Before the bronze age we have the neolithic period, covering 5,000-2,000 BC, the mesolithic before that going back to 14,000 years ago (the time of the Younger Dryas, or the last years of the Ice Age.)
Following that, the upper paleolithic period (formerly called Cro-Magnon) stretches back about 30,000 years, which is when Homo sapiens and Neanderthals interacted and comingled. Think about how much migration and change can happen in 30,000 years. Now think about this in the context of anatomically modern Homo sapiens being at least 200,000 years old.
This is why when you break down Ancestry and 23andMe results, you get answers like “broadly European” and “broadly African” and so on and so on. These results are almost meaningless when you try to imagine what “European” even means over the stretch of a fifth of a million years.

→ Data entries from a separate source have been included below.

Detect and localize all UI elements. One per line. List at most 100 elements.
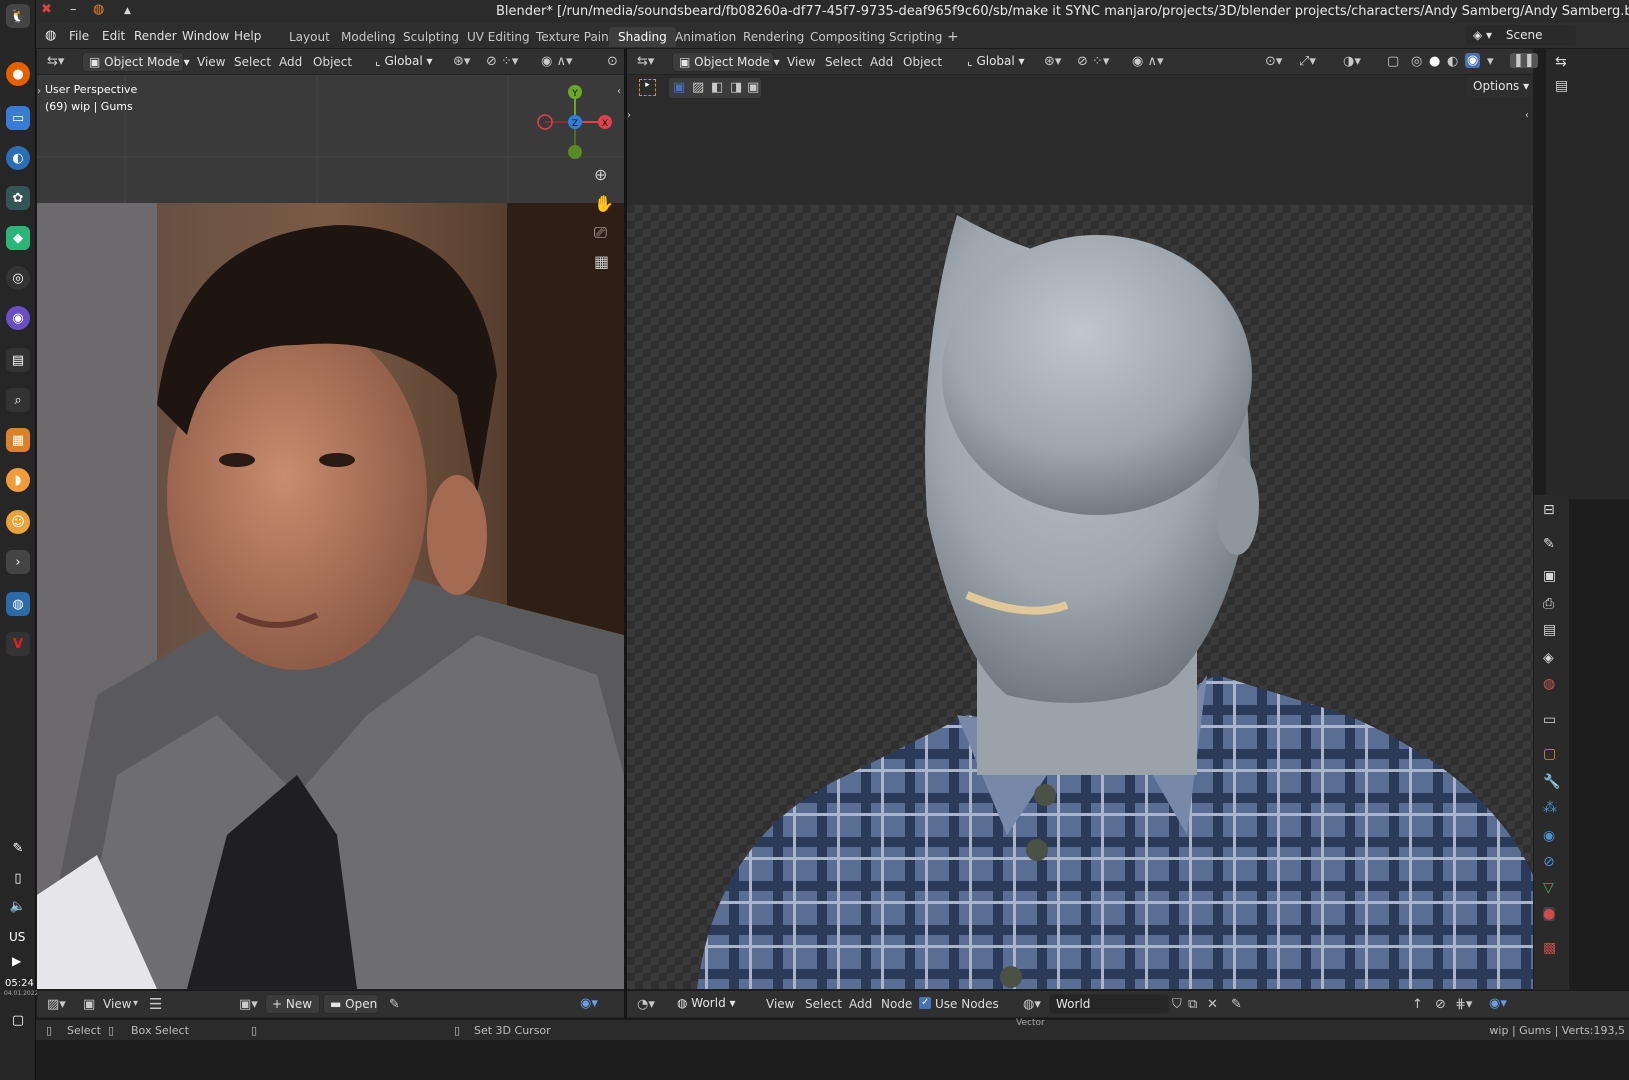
linux-logo-icon[interactable]: 🐧 [6,4,30,28]
menu-edit[interactable]: Edit [102,29,125,43]
left-viewport[interactable]: User Perspective (69) wip | Gums Y X Z ⊕… [37,75,624,989]
right-viewport[interactable]: ▸ ▣ ▨ ◧ ◨ ▣ Options ▾ › ‹ [627,75,1533,989]
app-color-icon[interactable]: ◉ [6,306,30,330]
modifier-props-icon[interactable]: 🔧 [1543,775,1560,789]
editor-type-icon[interactable]: ⇆▾ [637,55,654,68]
world-props-icon[interactable]: ◍ [1543,677,1555,691]
menu-view[interactable]: View [766,997,794,1011]
sidebar-expand-icon[interactable]: ‹ [617,87,621,97]
outliner-icon[interactable]: ▤ [1555,79,1568,93]
pivot-icon[interactable]: ⊛▾ [1044,55,1061,68]
expand-icon[interactable]: ▶ [12,954,21,968]
output-props-icon[interactable]: ⎙ [1543,597,1554,611]
browser-icon[interactable]: ◐ [6,146,30,170]
scene-selector[interactable]: ◈ ▾ Scene [1466,25,1576,45]
material-shading-icon[interactable]: ◐ [1447,55,1458,68]
hamburger-menu-icon[interactable]: ☰ [149,997,162,1012]
tray-icon[interactable]: ✎ [6,836,30,860]
zoom-icon[interactable]: ⊕ [594,167,607,183]
parent-node-icon[interactable]: ↑ [1412,998,1423,1011]
options-dropdown[interactable]: Options ▾ [1467,77,1533,97]
menu-node[interactable]: Node [881,997,912,1011]
gizmo-neg-y-axis[interactable] [568,145,582,159]
vivaldi-icon[interactable]: V [6,632,30,656]
xray-icon[interactable]: ▢ [1387,55,1399,68]
media-icon[interactable]: ▦ [6,428,30,452]
snap-mode-icon[interactable]: ⋕▾ [1455,998,1472,1011]
console-icon[interactable]: › [6,550,30,574]
obs-icon[interactable]: ◎ [6,266,30,290]
terminal-icon[interactable]: ▤ [6,348,30,372]
gizmo-toggle-icon[interactable]: ⤢▾ [1299,55,1316,68]
orientation-dropdown[interactable]: ⌞ Global ▾ [961,52,1033,72]
menu-window[interactable]: Window [182,29,229,43]
select-invert-icon[interactable]: ◨ [730,81,742,94]
select-intersect-icon[interactable]: ▣ [747,81,759,94]
app-green-icon[interactable]: ◆ [6,226,30,250]
wireframe-shading-icon[interactable]: ◎ [1411,55,1422,68]
properties-editor-icon[interactable]: ⇆ [1555,55,1567,69]
menu-select[interactable]: Select [825,55,862,69]
app-orange-icon[interactable]: ◗ [6,468,30,492]
open-image-button[interactable]: ▬ Open [323,994,379,1014]
constraint-props-icon[interactable]: ⊘ [1543,855,1555,869]
tab-scripting[interactable]: Scripting [880,27,951,47]
editor-type-icon[interactable]: ⇆▾ [47,55,64,68]
orientation-dropdown[interactable]: ⌞ Global ▾ [369,52,441,72]
scene-props-icon[interactable]: ◈ [1543,651,1554,665]
physics-props-icon[interactable]: ◉ [1543,829,1555,843]
visibility-icon[interactable]: ⊙ [607,55,618,68]
menu-view[interactable]: View [197,55,225,69]
toolbar-expand-icon[interactable]: › [627,111,631,121]
select-new-icon[interactable]: ▣ [673,81,685,94]
search-icon[interactable]: ⌕ [6,388,30,412]
pin-icon[interactable]: ✎ [389,998,400,1011]
minimize-icon[interactable]: – [70,2,77,17]
overlay-icon[interactable]: ◑▾ [1343,55,1361,68]
pan-hand-icon[interactable]: ✋ [594,196,614,212]
collection-props-icon[interactable]: ▭ [1543,713,1556,727]
data-props-icon[interactable]: ▽ [1543,881,1554,895]
selection-mode-group[interactable]: ▣ ▨ ◧ ◨ ▣ [669,78,761,98]
menu-object[interactable]: Object [313,55,352,69]
overlay-toggle-icon[interactable]: ◉▾ [1489,997,1507,1010]
discord-icon[interactable]: ☺ [6,510,30,534]
show-desktop-icon[interactable]: ▢ [6,1008,30,1032]
pin-icon[interactable]: ✎ [1231,998,1242,1011]
proportional-edit-icon[interactable]: ◉ ∧▾ [541,55,573,68]
menu-file[interactable]: File [69,29,89,43]
menu-render[interactable]: Render [134,29,177,43]
new-image-button[interactable]: + New [265,994,320,1014]
menu-view[interactable]: View [103,997,131,1011]
properties-type-icon[interactable]: ⊟ [1543,503,1555,517]
pivot-icon[interactable]: ⊛▾ [453,55,470,68]
world-browse-icon[interactable]: ◍▾ [1023,998,1041,1011]
editor-type-icon[interactable]: ▨▾ [47,998,66,1011]
volume-icon[interactable]: 🔈 [6,894,30,918]
menu-add[interactable]: Add [849,997,872,1011]
select-subtract-icon[interactable]: ◧ [711,81,723,94]
shading-options-icon[interactable]: ▾ [1487,55,1494,68]
overlay-toggle-icon[interactable]: ◉▾ [580,997,598,1010]
menu-view[interactable]: View [787,55,815,69]
sidebar-expand-icon[interactable]: ‹ [1525,111,1529,121]
camera-icon[interactable]: ⎚ [594,225,607,241]
image-browse-icon[interactable]: ▣▾ [239,998,258,1011]
select-extend-icon[interactable]: ▨ [692,81,704,94]
mode-dropdown[interactable]: ▣ Object Mode ▾ [82,52,190,72]
firefox-icon[interactable]: ● [6,62,30,86]
solid-shading-icon[interactable]: ● [1429,55,1440,68]
texture-props-icon[interactable]: ▩ [1543,941,1556,955]
snap-icon[interactable]: ⊘ [1435,998,1446,1011]
clipboard-icon[interactable]: ▯ [6,866,30,890]
unlink-icon[interactable]: ✕ [1207,998,1218,1011]
world-name-field[interactable]: World [1049,994,1169,1014]
blender-menu-icon[interactable]: ◍ [45,29,56,42]
duplicate-icon[interactable]: ⧉ [1188,998,1197,1011]
menu-help[interactable]: Help [234,29,261,43]
select-tool-icon[interactable]: ▸ [639,79,656,96]
material-props-icon[interactable]: ● [1543,907,1556,921]
navigation-gizmo[interactable]: Y X Z [532,80,612,160]
files-icon[interactable]: ▭ [6,106,30,130]
maximize-icon[interactable]: ▲ [124,6,131,16]
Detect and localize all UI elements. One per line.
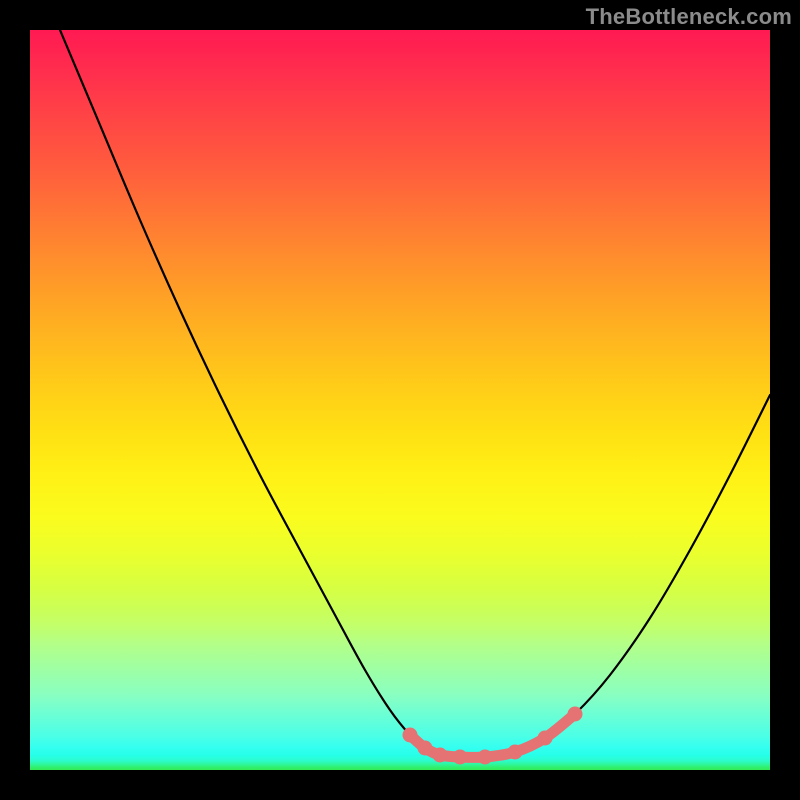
bottleneck-curve <box>60 30 770 757</box>
chart-stage: TheBottleneck.com <box>0 0 800 800</box>
highlight-dot <box>418 741 433 756</box>
plot-area <box>30 30 770 770</box>
highlight-dot <box>433 748 448 763</box>
highlight-dot <box>538 731 553 746</box>
watermark: TheBottleneck.com <box>586 4 792 30</box>
curve-layer <box>30 30 770 770</box>
highlight-dot <box>478 750 493 765</box>
highlight-dot <box>568 707 583 722</box>
highlight-dot <box>403 728 418 743</box>
highlight-dot <box>508 745 523 760</box>
highlight-dot <box>453 750 468 765</box>
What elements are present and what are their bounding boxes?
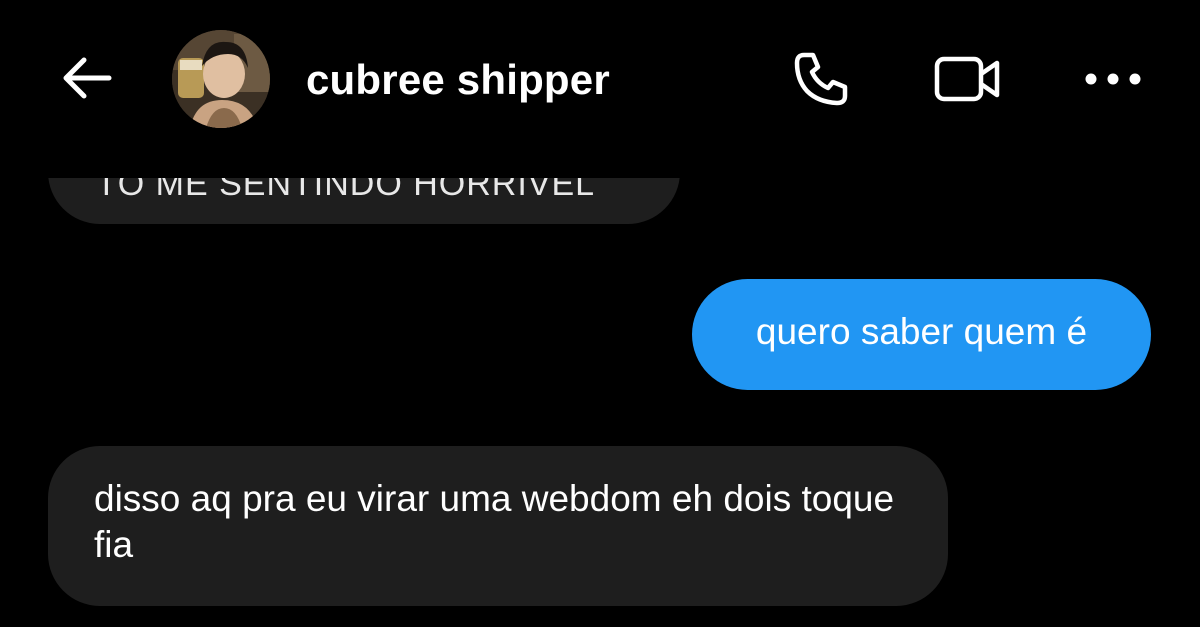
arrow-left-icon	[63, 57, 112, 99]
message-bubble-outgoing[interactable]: quero saber quem é	[692, 279, 1151, 390]
avatar[interactable]	[172, 30, 270, 128]
message-bubble-incoming[interactable]: disso aq pra eu virar uma webdom eh dois…	[48, 446, 948, 606]
avatar-photo	[172, 30, 270, 128]
more-options-button[interactable]	[1080, 56, 1146, 102]
chat-header-overlay: cubree shipper	[0, 0, 1200, 160]
phone-icon	[794, 52, 848, 106]
call-button[interactable]	[788, 48, 854, 110]
video-call-button[interactable]	[930, 48, 1006, 110]
message-text: quero saber quem é	[755, 310, 1088, 352]
message-text: disso aq pra eu virar uma webdom eh dois…	[94, 478, 895, 565]
video-camera-icon	[934, 56, 1000, 102]
contact-name[interactable]: cubree shipper	[306, 54, 610, 106]
back-button[interactable]	[56, 52, 116, 104]
more-horizontal-icon	[1085, 73, 1141, 85]
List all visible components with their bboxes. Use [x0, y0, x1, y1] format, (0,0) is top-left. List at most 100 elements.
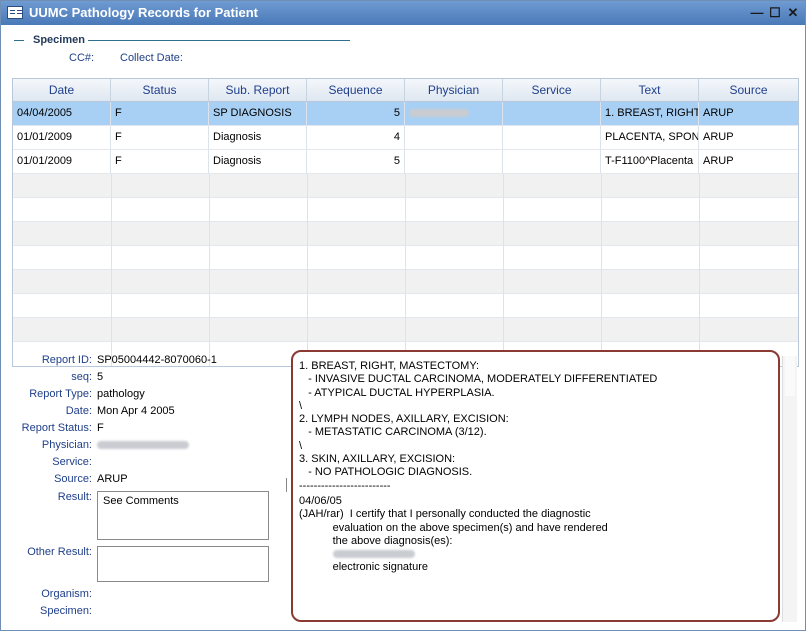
physician-value: [97, 439, 189, 451]
report-line: - ATYPICAL DUCTAL HYPERPLASIA.: [299, 386, 495, 399]
redacted-physician: [97, 441, 189, 450]
legend-line-right: [88, 40, 350, 41]
cell-sequence: 4: [307, 126, 405, 149]
report-line: \: [299, 439, 303, 452]
report-line: -------------------------: [299, 479, 391, 492]
cell-service: [503, 126, 601, 149]
report-line: 3. SKIN, AXILLARY, EXCISION:: [299, 453, 456, 466]
scrollbar-thumb[interactable]: [785, 356, 795, 396]
report-id-value: SP05004442-8070060-1: [97, 354, 217, 366]
cell-status: F: [111, 126, 209, 149]
result-label: Result:: [57, 491, 92, 503]
column-divider: [307, 174, 308, 366]
specimen-label: Specimen:: [40, 605, 92, 617]
column-divider: [111, 174, 112, 366]
source-value: ARUP: [97, 473, 128, 485]
report-line: [299, 548, 772, 561]
seq-label: seq:: [71, 371, 92, 383]
column-divider: [209, 174, 210, 366]
seq-value: 5: [97, 371, 104, 383]
column-header-status[interactable]: Status: [111, 79, 209, 101]
report-id-label: Report ID:: [41, 354, 92, 366]
cell-text: T-F1100^Placenta: [601, 150, 699, 173]
specimen-section-label: Specimen: [33, 34, 85, 46]
source-label: Source:: [54, 473, 92, 485]
column-header-sub-report[interactable]: Sub. Report: [209, 79, 307, 101]
report-line: - METASTATIC CARCINOMA (3/12).: [299, 426, 487, 439]
cell-text: 1. BREAST, RIGHT: [601, 102, 699, 125]
table-row[interactable]: 01/01/2009 F Diagnosis 5 T-F1100^Placent…: [13, 150, 798, 174]
cell-source: ARUP: [703, 131, 734, 143]
table-row[interactable]: 04/04/2005 F SP DIAGNOSIS 5 1. BREAST, R…: [13, 102, 798, 126]
pathology-records-grid[interactable]: Date Status Sub. Report Sequence Physici…: [12, 78, 799, 367]
dialog-content: Specimen CC#: Collect Date: Date Status …: [2, 26, 804, 630]
cell-physician: [405, 126, 503, 149]
report-line: (JAH/rar) I certify that I personally co…: [299, 508, 591, 521]
physician-label: Physician:: [41, 439, 92, 451]
report-scrollbar[interactable]: [782, 356, 797, 622]
other-result-label: Other Result:: [27, 546, 92, 558]
redacted-physician: [409, 109, 469, 118]
report-type-label: Report Type:: [29, 388, 92, 400]
cell-sequence: 5: [307, 150, 405, 173]
report-status-value: F: [97, 422, 104, 434]
cell-service: [503, 102, 601, 125]
date-value: Mon Apr 4 2005: [97, 405, 175, 417]
report-line: evaluation on the above specimen(s) and …: [299, 521, 608, 534]
report-line: 04/06/05: [299, 494, 342, 507]
report-line: electronic signature: [299, 561, 429, 574]
cell-source: ARUP: [703, 155, 734, 167]
report-type-value: pathology: [97, 388, 145, 400]
cell-date: 04/04/2005: [13, 102, 111, 125]
pathology-records-window: UUMC Pathology Records for Patient — ☐ ✕…: [0, 0, 806, 631]
grid-header: Date Status Sub. Report Sequence Physici…: [13, 79, 798, 102]
window-title: UUMC Pathology Records for Patient: [29, 5, 258, 20]
cell-sequence: 5: [307, 102, 405, 125]
cell-physician: [405, 102, 503, 125]
cell-service: [503, 150, 601, 173]
report-line: 2. LYMPH NODES, AXILLARY, EXCISION:: [299, 413, 509, 426]
cell-physician: [405, 150, 503, 173]
collect-date-label: Collect Date:: [120, 52, 183, 64]
report-line: 1. BREAST, RIGHT, MASTECTOMY:: [299, 360, 480, 372]
document-icon: [7, 6, 23, 19]
cell-status: F: [111, 150, 209, 173]
cell-date: 01/01/2009: [13, 150, 111, 173]
column-header-text[interactable]: Text: [601, 79, 699, 101]
cell-source: ARUP: [703, 107, 734, 119]
report-line: - NO PATHOLOGIC DIAGNOSIS.: [299, 466, 473, 479]
column-header-physician[interactable]: Physician: [405, 79, 503, 101]
cell-sub-report: Diagnosis: [209, 150, 307, 173]
cell-text: PLACENTA, SPON: [601, 126, 699, 149]
result-textarea[interactable]: See Comments: [97, 491, 269, 540]
other-result-textarea[interactable]: [97, 546, 269, 582]
report-line: the above diagnosis(es):: [299, 534, 453, 547]
date-label: Date:: [65, 405, 92, 417]
title-bar[interactable]: UUMC Pathology Records for Patient — ☐ ✕: [1, 1, 805, 25]
column-divider: [601, 174, 602, 366]
column-divider: [699, 174, 700, 366]
table-row[interactable]: 01/01/2009 F Diagnosis 4 PLACENTA, SPON …: [13, 126, 798, 150]
redacted-signature-name: [332, 550, 415, 559]
column-divider: [503, 174, 504, 366]
report-line: \: [299, 399, 303, 412]
organism-label: Organism:: [41, 588, 92, 600]
report-status-label: Report Status:: [21, 422, 92, 434]
column-header-source[interactable]: Source: [699, 79, 798, 101]
cell-status: F: [111, 102, 209, 125]
maximize-button[interactable]: ☐: [767, 5, 783, 21]
cc-number-label: CC#:: [69, 52, 95, 64]
cell-sub-report: SP DIAGNOSIS: [209, 102, 307, 125]
column-header-service[interactable]: Service: [503, 79, 601, 101]
column-header-sequence[interactable]: Sequence: [307, 79, 405, 101]
cell-sub-report: Diagnosis: [209, 126, 307, 149]
minimize-button[interactable]: —: [749, 5, 765, 21]
service-label: Service:: [52, 456, 92, 468]
legend-line-left: [14, 40, 24, 41]
specimen-section-header: Specimen: [14, 34, 350, 46]
close-button[interactable]: ✕: [785, 5, 801, 21]
pathology-report-text[interactable]: 1. BREAST, RIGHT, MASTECTOMY: - INVASIVE…: [291, 350, 780, 622]
column-divider: [405, 174, 406, 366]
column-header-date[interactable]: Date: [13, 79, 111, 101]
cell-date: 01/01/2009: [13, 126, 111, 149]
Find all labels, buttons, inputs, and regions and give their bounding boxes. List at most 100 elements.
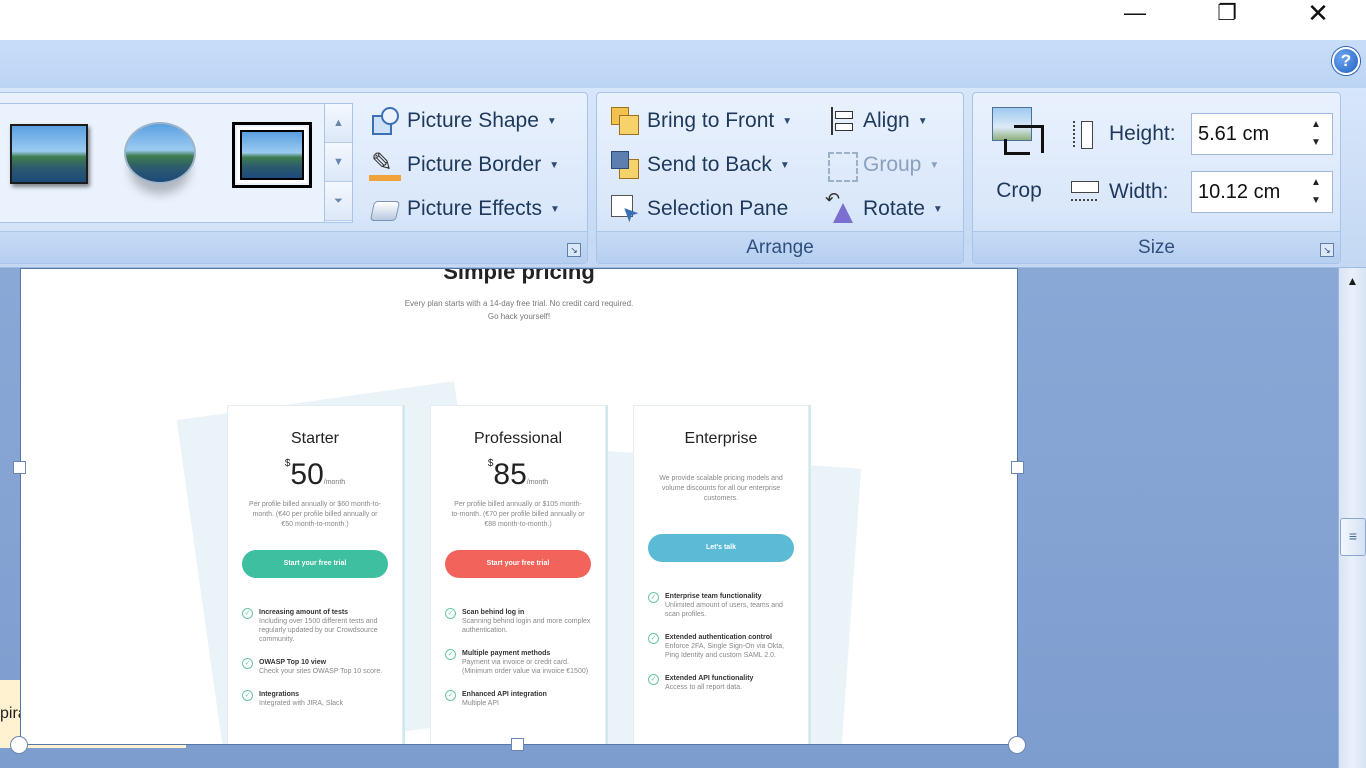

So, knowing what we know now about white skin and blue eyes only stretching back 10,000 years at the most, you don’t have to go that far back in time before you start picturing prehistoric Europe as looking a lot more like this:
Now I’m not saying you should be saying something as simple as “ancient Europeans were African.” No, they lived in what we now call Europe; whatever they looked like they were European. They certainly had ancestry stretching back to Africa, but it only takes one generation to change the answer to “where do you come from?”
That’s exactly my point: a geography certainly impacts phenotype over generations, but considering that we are such a dramatically migratory and nomadic species with a rich and fluid history, it’s foolish to try to tie who you are now to an ancestry that is as amorphous as an ocean.
“After all, it is precisely studies such as these that show that our ancestors all immigrated at one time or another, that we are all a big genetic mixture.”